A tablet computer, or a tablet or just a Tab, is a mobile computer, larger than a mobile phone or personal digital assistant, integrated into a flat touch screen and primarily operated by touching the screen rather than using a physical keyboard. It often uses an onscreen virtual keyboard, a passive stylus pen, or a digital pen.

The term may also apply to a variety of form factors that differ in position of the screen with respect to a keyboard. The standard form is called slate, which does not have an integrated keyboard but may be connected to one with a wirelesslink or a USB port. Convertible notebook computers have an integrated keyboard that can be hidden by a swivel joint orslide joint, exposing only the screen for touch operation. Hybrids have a detachable keyboard so that the touch screen can be used as a stand-alone tablet. Booklets include two touch screens, and can be used as a notebook by displaying a virtual keyboard in one of them.

During the 2000s Microsoft attempted a relatively unsuccessful product line with Microsoft Tablet PC. In 2010 Apple released the iPad based on the technology developed in parallel with their previous iPhone, and reached worldwide commercial success

Traditional tablet PCs

A tablet personal computer (tablet PC) is a portable personal computer equipped with a touchscreen as a primary input device, and running a modified desktop OS designed to be operated and owned by an individual. The term tablet PCs refer to any tablet-sized personal computer regardless of the (desktop) operating system.
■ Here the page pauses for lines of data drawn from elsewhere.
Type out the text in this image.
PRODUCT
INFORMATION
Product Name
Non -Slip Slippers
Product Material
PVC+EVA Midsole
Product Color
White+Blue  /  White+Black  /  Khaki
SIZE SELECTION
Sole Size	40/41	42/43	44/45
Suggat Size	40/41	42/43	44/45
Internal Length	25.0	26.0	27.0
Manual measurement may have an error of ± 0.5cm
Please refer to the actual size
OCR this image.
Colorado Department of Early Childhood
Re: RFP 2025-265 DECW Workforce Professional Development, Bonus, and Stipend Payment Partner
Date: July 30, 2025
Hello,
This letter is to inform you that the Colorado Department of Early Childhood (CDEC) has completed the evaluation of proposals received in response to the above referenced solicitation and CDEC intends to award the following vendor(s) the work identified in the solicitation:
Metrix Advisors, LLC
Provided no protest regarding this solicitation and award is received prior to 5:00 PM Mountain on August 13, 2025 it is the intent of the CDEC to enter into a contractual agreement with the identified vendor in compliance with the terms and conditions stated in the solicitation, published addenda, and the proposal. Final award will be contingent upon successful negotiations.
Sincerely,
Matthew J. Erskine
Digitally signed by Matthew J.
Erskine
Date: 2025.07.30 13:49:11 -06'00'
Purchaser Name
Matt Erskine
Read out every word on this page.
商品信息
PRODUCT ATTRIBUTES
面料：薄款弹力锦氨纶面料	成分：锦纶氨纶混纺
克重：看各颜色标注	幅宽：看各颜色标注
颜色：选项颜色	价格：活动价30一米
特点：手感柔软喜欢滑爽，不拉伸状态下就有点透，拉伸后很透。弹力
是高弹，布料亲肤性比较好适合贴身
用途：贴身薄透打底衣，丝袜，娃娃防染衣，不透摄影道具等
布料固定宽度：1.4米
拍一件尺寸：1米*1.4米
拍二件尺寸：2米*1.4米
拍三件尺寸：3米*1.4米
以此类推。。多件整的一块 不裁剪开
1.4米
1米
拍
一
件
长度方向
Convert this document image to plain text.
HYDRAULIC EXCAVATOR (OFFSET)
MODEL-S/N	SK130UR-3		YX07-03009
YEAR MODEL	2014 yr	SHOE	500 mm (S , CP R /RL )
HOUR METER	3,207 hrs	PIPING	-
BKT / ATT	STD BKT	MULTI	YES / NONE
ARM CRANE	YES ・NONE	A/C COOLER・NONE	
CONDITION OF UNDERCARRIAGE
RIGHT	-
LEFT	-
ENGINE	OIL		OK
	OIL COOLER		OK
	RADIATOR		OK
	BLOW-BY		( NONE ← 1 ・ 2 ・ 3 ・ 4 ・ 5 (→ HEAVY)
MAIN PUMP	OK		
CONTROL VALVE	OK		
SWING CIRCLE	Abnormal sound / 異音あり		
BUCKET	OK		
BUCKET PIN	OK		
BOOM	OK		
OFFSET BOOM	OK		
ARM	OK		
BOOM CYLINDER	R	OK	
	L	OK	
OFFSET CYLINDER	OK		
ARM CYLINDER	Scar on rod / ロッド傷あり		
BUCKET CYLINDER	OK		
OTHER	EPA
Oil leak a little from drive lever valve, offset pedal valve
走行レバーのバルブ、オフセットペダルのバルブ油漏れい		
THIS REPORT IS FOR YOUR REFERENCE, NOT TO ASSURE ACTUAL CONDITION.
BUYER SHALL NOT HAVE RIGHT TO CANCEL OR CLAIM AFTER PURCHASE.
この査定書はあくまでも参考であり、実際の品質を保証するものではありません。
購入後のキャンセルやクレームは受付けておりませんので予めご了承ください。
Tablet personal computers are mainly based on the x86 IBM-PC architecture and are fully functional personal computers employing a slightly modified personal computer OS (such as Windows or Ubuntu Linux) supporting their touch-screen, instead of a traditional display, mouse and keyboard. A typical tablet personal computer needs to be stylus driven, because operating the typical desktop based OS requires a high precision to select GUI widgets, such as a the close window button.

Latest tablets

The new tablet computers have been introduced with mobile operating systems that forgo the Wintel paradigm. They have a different interface instead of the traditional desktop OS, and represent a new type of computing device. These “post-PC” mobile OS tablet computer devices are normally finger driven and most frequently use capacitive touch screens with multi-touch capabilities instead of the simple resistive touchscreens of typical stylus driven systems.

The most successful of these was the Apple iPad using the iOS operating system. Samsung’s Galaxy Tab and others followed, continuing the now common trends towards multi-touch and other natural user interface features, as well as flash memory solid-state storage drives and “instant on” warm-boot times; in addition, standard external USB and Bluetooth keyboards can often be used. Most frequently the operating system running a tablet computer that’s not based on the traditional PC architecture is based on a Unix-like OS, such as Darwin, Linux or QNX. Some have 3G mobile telephony capabilities.

In forgoing the x86 precondition (a requisite of Windows compatibility), most tablet computers released since mid-2010 use a version of an ARM architecture-processor for longer battery life versus battery weight, heretofore used in portable equipment such as MP3 players and cell phones. Especially with the introduction of the ARM Cortex family, this architecture is now powerful enough for tasks such as internet browsing, light production work and gaming.

A significant trait of tablet computers not based on the traditional PC architecture is that the main source of 3rd party software for these devices tends to be through online distribution, rather than more traditional methods of boxed software or direct sales from software vendors.

These sources, known as “app stores,” provide centralized catalogues of software from both 1st and 3rd parties, and allow simple “one click” on-device software purchasing, installation, and updates.